Esto no agota en absoluto la riqueza de la libertad que está orientada sobre
todo al amor.
104. Tampoco la igualdad se logra definiendo en abstracto que “todos los seres humanos son iguales”, sino que es el resultado del cultivo consciente y pedagógico de la fraternidad. Los que únicamente son capaces de ser socios crean mundos cerrados. ¿Qué sentido puede tener en este esquema esa persona que no pertenece al círculo de los socios y llega soñando con una vida mejor para sí y para su familia?

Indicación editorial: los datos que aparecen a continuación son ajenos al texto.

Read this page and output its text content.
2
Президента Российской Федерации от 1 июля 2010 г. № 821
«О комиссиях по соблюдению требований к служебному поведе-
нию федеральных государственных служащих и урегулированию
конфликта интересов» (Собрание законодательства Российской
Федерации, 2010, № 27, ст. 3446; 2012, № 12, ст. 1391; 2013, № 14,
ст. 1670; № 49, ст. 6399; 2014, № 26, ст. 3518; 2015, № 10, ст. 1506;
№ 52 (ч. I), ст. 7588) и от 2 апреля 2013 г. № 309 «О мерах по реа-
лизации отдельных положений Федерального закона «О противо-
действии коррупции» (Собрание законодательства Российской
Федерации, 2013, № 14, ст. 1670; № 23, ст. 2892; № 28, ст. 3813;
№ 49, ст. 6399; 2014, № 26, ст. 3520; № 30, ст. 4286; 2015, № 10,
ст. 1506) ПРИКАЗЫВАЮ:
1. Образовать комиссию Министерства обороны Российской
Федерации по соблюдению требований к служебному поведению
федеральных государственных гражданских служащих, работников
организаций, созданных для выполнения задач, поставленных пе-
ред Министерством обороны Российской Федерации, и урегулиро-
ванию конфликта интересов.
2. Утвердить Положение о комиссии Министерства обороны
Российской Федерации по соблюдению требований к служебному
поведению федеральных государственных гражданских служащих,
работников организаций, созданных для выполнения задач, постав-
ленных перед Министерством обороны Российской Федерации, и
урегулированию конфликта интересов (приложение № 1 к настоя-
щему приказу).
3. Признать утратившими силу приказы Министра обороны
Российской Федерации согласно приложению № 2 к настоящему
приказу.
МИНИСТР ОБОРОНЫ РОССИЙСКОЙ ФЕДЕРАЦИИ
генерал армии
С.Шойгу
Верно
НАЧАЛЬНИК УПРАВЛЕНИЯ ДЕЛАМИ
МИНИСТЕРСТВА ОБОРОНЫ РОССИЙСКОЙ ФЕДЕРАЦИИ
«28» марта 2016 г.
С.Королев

105. El individualismo no nos hace más libres,
más iguales, más hermanos. La mera suma de los intereses individuales no es
capaz de generar un mundo mejor para toda la humanidad. Ni siquiera puede
preservarnos de tantos males que cada vez se vuelven más globales. Pero el
individualismo radical es el virus más difícil de vencer. Engaña. Nos hace
creer que todo consiste en dar rienda suelta a las propias ambiciones, como si
acumulando ambiciones y seguridades individuales pudiéramos construir el bien
común.
Amor
universal que promueve a las personas
106. Hay un reconocimiento básico, esencial
para caminar hacia la amistad social y la fraternidad universal: percibir cuánto
vale un ser humano, cuánto vale una persona, siempre y en cualquier
circunstancia. Si cada uno vale tanto, hay que decir con claridad y firmeza que
«el solo hecho de haber nacido en un lugar con menores recursos o menor
desarrollo no justifica que algunas personas vivan con menor dignidad»[81].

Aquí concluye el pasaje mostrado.